Some limitations have to be considered when interpreting this study. First, patients presenting with clinical signs of knee joint osteoarthritis [22, 23] were excluded from this study. Therefore, reliability was only confirmed for knees free of joint degeneration. Osteoarthritis is accompanied by synovial hypertrophy [39], osteophytes and increased ME [2, 5, 9,10,11], potentially hindering reliable US assessment. However, no MRI examination was performed in the healthy volunteers assigned to Group I. The inclusion was based on the patients’ medical history and clinical examination. Consequently, existing asymptomatic degenerative changes to the lateral meniscus could not be excluded, which may have affected the results.

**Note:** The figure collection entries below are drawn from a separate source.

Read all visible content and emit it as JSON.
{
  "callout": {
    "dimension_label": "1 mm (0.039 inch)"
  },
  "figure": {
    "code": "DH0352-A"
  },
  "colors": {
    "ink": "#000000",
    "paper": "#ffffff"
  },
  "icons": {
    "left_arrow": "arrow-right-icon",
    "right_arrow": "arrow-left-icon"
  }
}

An increasing amount of subcutaneous fatty tissue requires an increased US penetration depth. This leads to a lower resolution [40], complicating meniscus assessment and accurate extrusion measurement. In the present study, a BMI smaller than 30 was necessary for enrollment, suggesting that the presence of excessive perigenicular fatty tissue is unlikely. The assessment of lateral ME in patients with a BMI greater than 30 may be more challenging.

The examination of both knees under two different loading conditions resulted in a high number of images available for ME measurement. However, the absolute number of participants is a limiting factor of this trial.

Conclusions

In summary, the present study provides evidence that:

  • The implementation of a standardized US-based examination protocol leads to high levels of reliability for lateral ME measurement.

  • Agreement with MRI, the current gold standard for meniscal extrusion measurement, was poor, with US systematically overestimating MRI results by 1.1 mm on average.

Based on these findings, we conclude that US is a reliable technique for lateral ME measurement, but measurement results are not readily comparable to MRI.